Prep 10 mins
Cook 10 mins
A healthier alternative to spring rolls and easy to prepare. From BBC "Good Food" magazine.
- 1 tablespoon sunflower oil
- 1 carrot, shredded
- 120 g fresh shiitake mushrooms
- 100 g fresh bean sprouts
- 3 spring onions, thinly sliced
- 1 teaspoon gingerroot, peeled and grated
- 1 garlic clove, grated
- 3 tablespoons soy sauce
- 3 eggs
- 1 teaspoon sunflower oil
- Remove the stems from the mushrooms and slice finely.
- Heat the tbsp oil and fry the carrot and mushroom for 2 minutes.
- Add ginger, garlic, onion and beansprouts and cook for another 2 minutes.
- Season with the soy and set aside.
- Beat together the eggs with the 1 tsp oil.
- Heat a medium frying pan and add a little egg (enough to just cover the bottom).

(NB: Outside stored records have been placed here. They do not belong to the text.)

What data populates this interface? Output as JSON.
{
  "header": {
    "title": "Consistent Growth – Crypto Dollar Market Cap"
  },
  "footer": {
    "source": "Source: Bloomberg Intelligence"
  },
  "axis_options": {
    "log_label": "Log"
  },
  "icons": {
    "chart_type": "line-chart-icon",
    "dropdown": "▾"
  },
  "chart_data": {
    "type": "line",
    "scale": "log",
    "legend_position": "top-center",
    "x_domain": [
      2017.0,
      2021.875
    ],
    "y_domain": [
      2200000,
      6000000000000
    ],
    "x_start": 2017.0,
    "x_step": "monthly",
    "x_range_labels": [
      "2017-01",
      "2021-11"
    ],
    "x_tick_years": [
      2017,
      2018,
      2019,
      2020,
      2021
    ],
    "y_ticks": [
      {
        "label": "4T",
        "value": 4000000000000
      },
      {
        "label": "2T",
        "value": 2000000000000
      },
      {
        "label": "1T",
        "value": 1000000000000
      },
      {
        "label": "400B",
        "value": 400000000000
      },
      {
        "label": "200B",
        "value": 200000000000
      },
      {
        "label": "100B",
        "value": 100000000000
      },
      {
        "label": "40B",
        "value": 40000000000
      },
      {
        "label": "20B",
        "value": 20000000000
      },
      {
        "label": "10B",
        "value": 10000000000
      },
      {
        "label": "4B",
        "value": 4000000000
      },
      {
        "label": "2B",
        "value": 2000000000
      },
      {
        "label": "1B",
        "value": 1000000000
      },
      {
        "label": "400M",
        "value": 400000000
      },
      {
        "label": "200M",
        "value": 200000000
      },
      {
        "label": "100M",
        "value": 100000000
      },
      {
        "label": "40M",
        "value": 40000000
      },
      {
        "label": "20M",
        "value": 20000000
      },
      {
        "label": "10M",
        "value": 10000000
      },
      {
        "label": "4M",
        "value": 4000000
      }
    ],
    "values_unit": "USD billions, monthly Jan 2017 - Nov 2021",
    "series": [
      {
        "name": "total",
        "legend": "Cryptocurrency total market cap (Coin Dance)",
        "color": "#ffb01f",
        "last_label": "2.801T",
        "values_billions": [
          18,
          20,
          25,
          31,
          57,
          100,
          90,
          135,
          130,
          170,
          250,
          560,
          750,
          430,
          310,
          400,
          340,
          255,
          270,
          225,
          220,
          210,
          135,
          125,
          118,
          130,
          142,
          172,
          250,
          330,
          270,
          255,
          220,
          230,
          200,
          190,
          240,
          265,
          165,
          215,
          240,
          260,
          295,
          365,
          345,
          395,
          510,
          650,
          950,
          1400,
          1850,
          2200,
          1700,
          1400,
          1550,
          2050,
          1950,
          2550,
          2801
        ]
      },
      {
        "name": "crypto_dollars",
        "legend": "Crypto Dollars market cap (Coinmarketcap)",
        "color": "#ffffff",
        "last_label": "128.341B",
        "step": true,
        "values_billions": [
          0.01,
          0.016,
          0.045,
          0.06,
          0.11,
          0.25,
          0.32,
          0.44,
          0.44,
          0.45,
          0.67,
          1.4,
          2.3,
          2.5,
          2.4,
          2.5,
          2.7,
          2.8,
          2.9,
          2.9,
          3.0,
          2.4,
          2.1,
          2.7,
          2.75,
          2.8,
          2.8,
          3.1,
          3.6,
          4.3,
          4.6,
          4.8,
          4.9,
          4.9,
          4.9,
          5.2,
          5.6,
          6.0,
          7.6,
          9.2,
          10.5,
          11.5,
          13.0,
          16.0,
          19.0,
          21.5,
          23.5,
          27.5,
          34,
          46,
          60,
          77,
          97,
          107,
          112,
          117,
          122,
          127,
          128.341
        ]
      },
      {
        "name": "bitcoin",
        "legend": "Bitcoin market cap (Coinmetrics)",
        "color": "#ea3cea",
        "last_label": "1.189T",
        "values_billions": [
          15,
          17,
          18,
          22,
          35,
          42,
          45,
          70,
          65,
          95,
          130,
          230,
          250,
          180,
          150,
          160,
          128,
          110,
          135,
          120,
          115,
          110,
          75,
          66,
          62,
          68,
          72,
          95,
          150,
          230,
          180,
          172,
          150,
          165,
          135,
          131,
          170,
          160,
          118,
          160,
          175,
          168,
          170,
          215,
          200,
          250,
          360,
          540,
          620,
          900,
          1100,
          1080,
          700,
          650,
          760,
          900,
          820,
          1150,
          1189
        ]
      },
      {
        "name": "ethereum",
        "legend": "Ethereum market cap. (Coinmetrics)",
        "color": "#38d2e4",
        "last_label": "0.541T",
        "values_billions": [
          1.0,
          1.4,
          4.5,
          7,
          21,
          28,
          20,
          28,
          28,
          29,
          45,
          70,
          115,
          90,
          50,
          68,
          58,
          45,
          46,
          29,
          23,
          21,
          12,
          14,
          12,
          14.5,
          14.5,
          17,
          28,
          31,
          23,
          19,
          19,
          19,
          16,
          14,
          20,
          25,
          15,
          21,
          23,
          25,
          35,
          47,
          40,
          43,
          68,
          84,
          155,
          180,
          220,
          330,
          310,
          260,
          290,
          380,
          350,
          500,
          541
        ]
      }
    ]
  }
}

- Swirl in the pan and then flip when the edges become golden.
- Remove from pan and repeat until you have 6 pancakes.
- Cut each pancake in half.
- In the centre of the half moon place a spoonful of vegetable filling.
- Roll up so filling is secure, tucking the edges in as you go, repeat for the rest of the pancakes.
- Steam the rolls briefly to warm up (or microwave briefly) and serve.
We also got this issue of BBC's Good Food "The Healthy Issue" magazine. This is a super recipe, Quick & easy, healthy and low in fat. Happy to see this recipe posted!